Most recent Economic Perspectives for Central and Eastern Europe
The automotive sector remains a concern for CEE economies
We have already emphasised the risk associated with weak industrial performance in our December issue. Since then, another set of weak industrial figures has been published in several CEE countries. Czech industrial production fell by 0.3% month-on-month and by 2.7% year-on-year in November – finishing both below our estimate (-2.5%) and market expectations (-1%). Hungary's industrial production in November was 1.6% below October's level. The sector's performance has fallen in seven of the last nine months, meaning that the downward trend of more than two years has not been broken. Furthermore, seasonally adjusted Polish figures showed a month-on-month industrial decline of 2.8%.

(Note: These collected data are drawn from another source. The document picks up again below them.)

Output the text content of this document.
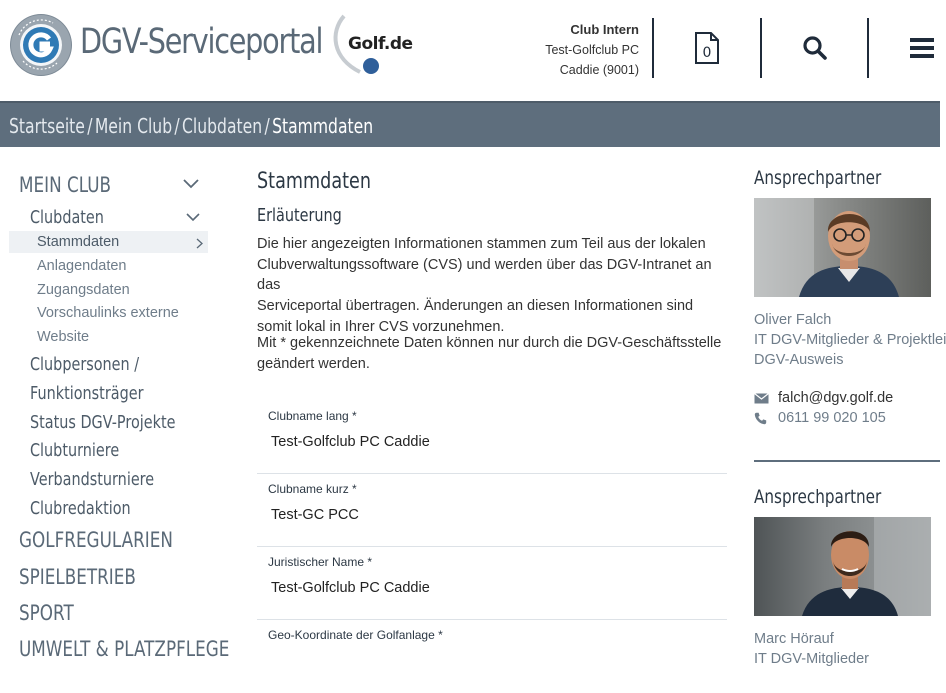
DGV-Serviceportal Golf.de
Club Intern
Test-Golfclub PC
Caddie (9001)
0
Startseite / Mein Club / Clubdaten / Stammdaten
MEIN CLUB
Clubdaten
Stammdaten
Anlagendaten
Zugangsdaten
Vorschaulinks externe
Website
Clubpersonen /
Funktionsträger
Status DGV-Projekte
Clubturniere
Verbandsturniere
Clubredaktion
GOLFREGULARIEN
SPIELBETRIEB
SPORT
UMWELT & PLATZPFLEGE
Stammdaten
Erläuterung
Die hier angezeigten Informationen stammen zum Teil aus der lokalen
Clubverwaltungssoftware (CVS) und werden über das DGV-Intranet an das
Serviceportal übertragen. Änderungen an diesen Informationen sind
somit lokal in Ihrer CVS vorzunehmen.
Mit * gekennzeichnete Daten können nur durch die DGV-Geschäftsstelle
geändert werden.
Clubname lang *
Test-Golfclub PC Caddie
Clubname kurz *
Test-GC PCC
Juristischer Name *
Test-Golfclub PC Caddie
Geo-Koordinate der Golfanlage *
Ansprechpartner
Oliver Falch
IT DGV-Mitglieder & Projektlei
DGV-Ausweis
falch@dgv.golf.de
0611 99 020 105
Ansprechpartner
Marc Hörauf
IT DGV-Mitglieder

The main problem continues to be weaker external demand reflecting both cyclical weakness in global investment activity and structural problems of the neighbouring German economy as confirmed, for example, by the latest set of PMIs. In Poland, Hungary and the Czech Republic, recent months have also revealed production declines in the regionally-important automotive segment (see figure CEE 1).

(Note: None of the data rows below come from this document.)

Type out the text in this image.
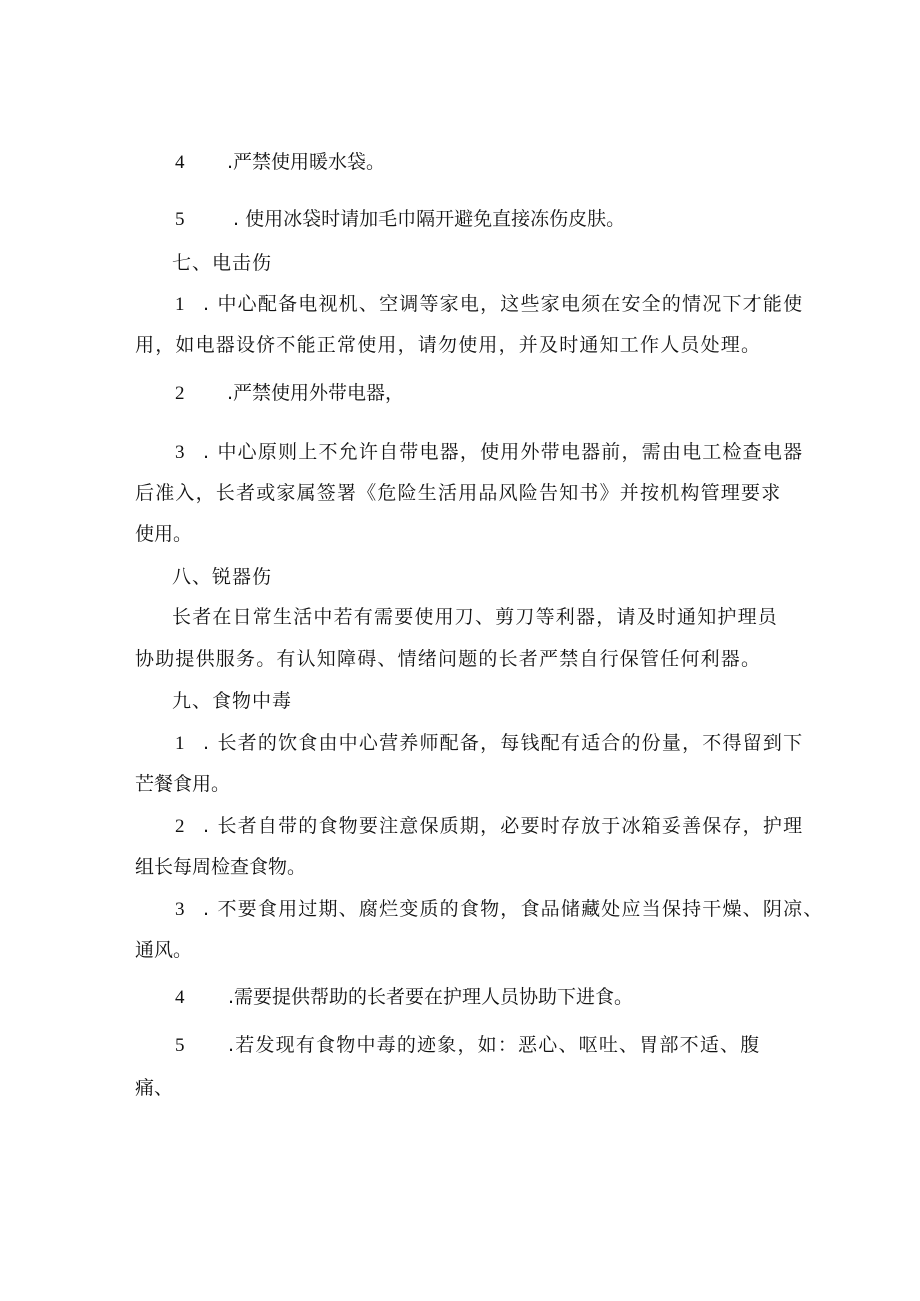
4 .严禁使用暖水袋。
5	. 使用冰袋时请加毛巾隔开避免直接冻伤皮肤。
七、电击伤
1 . 中心配备电视机、空调等家电，这些家电须在安全的情况下才能使
用，如电器设侪不能正常使用，请勿使用，并及时通知工作人员处理。
2 .严禁使用外带电器，
3 . 中心原则上不允许自带电器，使用外带电器前，需由电工检查电器
后准入，长者或家属签署《危险生活用品风险告知书》并按机构管理要求
使用。
八、锐器伤
长者在日常生活中若有需要使用刀、剪刀等利器，请及时通知护理员
协助提供服务。有认知障碍、情绪问题的长者严禁自行保管任何利器。
九、食物中毒
1 . 长者的饮食由中心营养师配备，每钱配有适合的份量，不得留到下
芒餐食用。
2 . 长者自带的食物要注意保质期，必要时存放于冰箱妥善保存，护理
组长每周检查食物。
3 . 不要食用过期、腐烂变质的食物，食品储藏处应当保持干燥、阴凉、
通风。
4 .需要提供帮助的长者要在护理人员协助下进食。
5 .若发现有食物中毒的迹象，如：恶心、呕吐、胃部不适、腹
痛、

From a long-term perspective, the Czech automotive segment seems to be still in relatively good shape reporting levels of production significantly above 2019 levels, relatively low demand obstacles (see figure CEE 2) and high capacity utilisation (see figure CEE3). For now, the tight financial balances of Czech auto suppliers have not led to major production disruptions. The situation can worsen as the uncertainty complicates investment plans of suppliers to transform from combustion engines to EV/BEV production. Additionally, the funds available for investment and restructuring in the automotive segment could be reduced by European fines on combustion engine producers (which is the case for the whole CEE region).
Meanwhile the Hungarian automotive output might be boosted by new large production capacity, like BMW or BYD. On the contrary, the Hungarian producers might be hit more by the tariffs on car exports to the US. As our simple input-output model shows, the sensitivity of Hungarian automotive to US demand is approximately twice as large in comparison with the Czech Republic and Poland.
From a GDP perspective, the uncertainty in the automotive sector remains a major challenge, especially for the Czech Republic, where the share of the automotive sector on value added is approximately 4.5% and after including associated production, the share increases to more than 7%. In Hungary, it is close to 3%, while in Poland the impact of the automotive sector on the overall economy remains rather low (with a share of approximately 1.5%). Most recent industrial and automotive data represent a risk, mainly to our Czech GDP outlook, where we assume a slight acceleration in the economic recovery in the quarters ahead.